Coupling: Two modules are considered independent if one can function completely without the presence of other. Obviously, if two modules are independent, they are solvable and modifiable separately. However, all the modules in a system cannot be independent of each other, as they must interact so that together they produce the desired external behavior of the system.
The more connections between modules, the more dependent they are in the sense that more knowledge about one module is required to understand or solve the other module. Hence, the fewer and simpler the connections between modules, the easier it is to understand one without understanding the other. Coupling between modules is the strength of interconnection between modules or a measure of independence among modules.
To solve and modify a module separately, we would like the module to be loosely coupled with other modules. The choice of modules decides the coupling between modules. Coupling is an abstract concept and is not easily quantifiable. So, no formulas can be given to determine the coupling between two modules. However, some major factors can be identified as influencing coupling between modules.
Among them the most important are the type of connection between modules, the complexity of the interface, and the type of information flow between modules. Coupling increase with the complexity and obscurity of the interface between modules. To keep coupling low we would like to minimize the number of interfaces per module and the complexity of each interface. An interface of a module is used to pass information to and from other modules. Complexity of the interface is another factor affecting coupling.
The more complex each interface is, higher will be the degree of coupling. The type of information flow along the interfaces is the third major factor-affecting coupling. There are two kinds of information that can flow along an interface: data or control, Passing or receiving control information means that the action of the module will depend on this control information, which makes it more difficult to understand the module and provide its abstraction. Transfer of data information means that a module passes as input some data to another module and gets in return some data as output.

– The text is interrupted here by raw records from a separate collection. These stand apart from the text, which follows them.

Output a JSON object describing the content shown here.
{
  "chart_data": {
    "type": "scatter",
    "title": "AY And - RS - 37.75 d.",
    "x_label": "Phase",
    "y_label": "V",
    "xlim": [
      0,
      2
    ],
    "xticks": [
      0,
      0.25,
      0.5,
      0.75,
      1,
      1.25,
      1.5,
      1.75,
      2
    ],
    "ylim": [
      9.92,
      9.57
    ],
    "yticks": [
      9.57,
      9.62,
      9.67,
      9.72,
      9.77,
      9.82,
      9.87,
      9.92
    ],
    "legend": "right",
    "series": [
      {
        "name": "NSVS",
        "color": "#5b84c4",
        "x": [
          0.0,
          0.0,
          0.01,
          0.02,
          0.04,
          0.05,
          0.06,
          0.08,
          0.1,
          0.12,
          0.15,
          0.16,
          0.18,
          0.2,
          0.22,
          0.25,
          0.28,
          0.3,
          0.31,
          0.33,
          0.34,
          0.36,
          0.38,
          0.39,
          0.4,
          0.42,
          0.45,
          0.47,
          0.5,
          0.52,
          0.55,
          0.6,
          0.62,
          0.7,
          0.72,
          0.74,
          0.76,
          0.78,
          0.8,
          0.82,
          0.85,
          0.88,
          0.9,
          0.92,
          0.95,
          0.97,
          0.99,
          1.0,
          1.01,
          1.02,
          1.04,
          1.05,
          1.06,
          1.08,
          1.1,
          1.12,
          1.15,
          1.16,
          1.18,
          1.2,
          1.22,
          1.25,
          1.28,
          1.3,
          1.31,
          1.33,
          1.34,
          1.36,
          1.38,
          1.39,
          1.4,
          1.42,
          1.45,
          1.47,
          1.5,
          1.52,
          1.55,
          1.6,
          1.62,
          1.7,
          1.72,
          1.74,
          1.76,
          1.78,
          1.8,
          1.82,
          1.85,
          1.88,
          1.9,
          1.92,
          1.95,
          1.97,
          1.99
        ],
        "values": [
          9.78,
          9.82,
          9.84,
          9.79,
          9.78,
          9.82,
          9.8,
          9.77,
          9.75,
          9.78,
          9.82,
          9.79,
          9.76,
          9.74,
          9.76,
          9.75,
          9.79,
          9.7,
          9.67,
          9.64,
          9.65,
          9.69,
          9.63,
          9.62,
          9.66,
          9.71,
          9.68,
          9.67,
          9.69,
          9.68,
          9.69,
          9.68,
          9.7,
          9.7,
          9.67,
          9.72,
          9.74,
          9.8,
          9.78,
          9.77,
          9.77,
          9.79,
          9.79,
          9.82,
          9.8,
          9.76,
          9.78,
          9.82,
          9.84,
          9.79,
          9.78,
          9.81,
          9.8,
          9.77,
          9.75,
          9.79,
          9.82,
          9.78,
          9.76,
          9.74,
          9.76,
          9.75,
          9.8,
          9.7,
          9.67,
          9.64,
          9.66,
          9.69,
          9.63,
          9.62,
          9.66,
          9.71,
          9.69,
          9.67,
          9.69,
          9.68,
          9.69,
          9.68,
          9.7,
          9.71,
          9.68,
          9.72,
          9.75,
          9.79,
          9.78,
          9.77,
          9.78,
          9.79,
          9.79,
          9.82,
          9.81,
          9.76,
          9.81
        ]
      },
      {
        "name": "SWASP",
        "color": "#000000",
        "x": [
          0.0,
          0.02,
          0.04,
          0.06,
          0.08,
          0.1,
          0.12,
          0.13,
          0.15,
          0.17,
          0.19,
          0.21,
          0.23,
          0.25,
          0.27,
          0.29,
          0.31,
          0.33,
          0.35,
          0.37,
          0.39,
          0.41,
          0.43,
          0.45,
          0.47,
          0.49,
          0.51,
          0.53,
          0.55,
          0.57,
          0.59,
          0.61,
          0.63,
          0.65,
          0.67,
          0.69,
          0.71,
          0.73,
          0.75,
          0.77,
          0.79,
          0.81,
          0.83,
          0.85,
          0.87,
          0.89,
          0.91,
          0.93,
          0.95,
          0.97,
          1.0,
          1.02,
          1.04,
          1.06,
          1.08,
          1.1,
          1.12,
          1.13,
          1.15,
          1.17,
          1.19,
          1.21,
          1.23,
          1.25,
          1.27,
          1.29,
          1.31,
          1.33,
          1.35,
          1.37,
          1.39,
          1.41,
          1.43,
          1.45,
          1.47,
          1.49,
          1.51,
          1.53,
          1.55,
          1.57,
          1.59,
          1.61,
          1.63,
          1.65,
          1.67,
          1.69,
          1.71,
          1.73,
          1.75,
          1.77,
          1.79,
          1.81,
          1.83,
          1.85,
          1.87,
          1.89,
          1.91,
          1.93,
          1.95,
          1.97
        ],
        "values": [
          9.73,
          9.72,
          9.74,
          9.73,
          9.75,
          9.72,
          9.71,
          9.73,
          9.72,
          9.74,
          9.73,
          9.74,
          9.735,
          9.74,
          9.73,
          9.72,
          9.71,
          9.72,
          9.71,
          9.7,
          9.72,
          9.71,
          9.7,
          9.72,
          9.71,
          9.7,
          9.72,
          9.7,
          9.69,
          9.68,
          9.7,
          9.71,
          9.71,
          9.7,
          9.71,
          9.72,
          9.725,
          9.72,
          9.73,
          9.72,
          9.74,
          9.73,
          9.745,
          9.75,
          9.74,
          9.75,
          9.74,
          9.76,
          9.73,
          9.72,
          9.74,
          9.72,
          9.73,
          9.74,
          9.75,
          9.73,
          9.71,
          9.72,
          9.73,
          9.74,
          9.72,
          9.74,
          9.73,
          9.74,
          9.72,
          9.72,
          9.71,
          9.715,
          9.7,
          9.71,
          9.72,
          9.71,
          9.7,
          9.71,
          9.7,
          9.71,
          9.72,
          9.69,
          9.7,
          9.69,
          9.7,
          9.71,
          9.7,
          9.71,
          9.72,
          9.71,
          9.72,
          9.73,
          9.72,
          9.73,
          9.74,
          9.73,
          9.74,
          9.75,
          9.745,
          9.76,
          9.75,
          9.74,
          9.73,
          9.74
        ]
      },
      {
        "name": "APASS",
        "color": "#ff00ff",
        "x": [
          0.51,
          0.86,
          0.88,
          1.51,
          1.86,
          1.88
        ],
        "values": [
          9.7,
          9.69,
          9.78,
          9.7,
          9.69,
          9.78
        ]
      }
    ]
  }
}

Cohesion: Cohesion is the concept that tries to capture this intra-module. With cohesion we are interested in determining how closely the elements of a module are related to each other. Cohesion of a module represents how tightly bound the internal elements of the module are to one another. Cohesion of a module gives the designer an idea about whether the different elements of a module belong together in the same module. Cohesion and coupling are clearly related. Usually the greater the cohesion of each module in the system, the lower the coupling between modules is. There are several levels of Cohesion:
Coincidental is the lowest level, and functional is the highest. Coincidental Cohesion occurs when there is no meaningful relationship among the elements of a module. Coincidental Cohesion can occur if an existing program is modularized by chopping it into pieces and making different pieces modules.
A module has logical cohesion if there is some logical relationship between the elements of a module, and the elements perform functions that fill in the same logical class. A typical example of this kind of cohesion is a module that performs all the inputs or all the outputs. Temporal cohesion is the same as logical cohesion, except that the elements are also related in time and are executed together. Modules that perform activities like “initialization”, “clean-up” and “termination” are usually temporally bound.
A procedurally cohesive module contains elements that belong to a common procedural unit. For example, a loop or a sequence of decision statements in a module may be combined to form a separate module. A module with communicational cohesion has elements that are related by a reference to the same input or output data. That is, in a communicationally bound module, the elements are together because they operate on the same input or output data.
When the elements are together in a module because the output of one forms the input to another, we get sequential cohesion. Functional cohesion is the strongest cohesion. In a functionally bound module, all the elements of the module are related to performing a single function. By function, we do not mean simply mathematical functions; modules accomplishing a single goal are also included.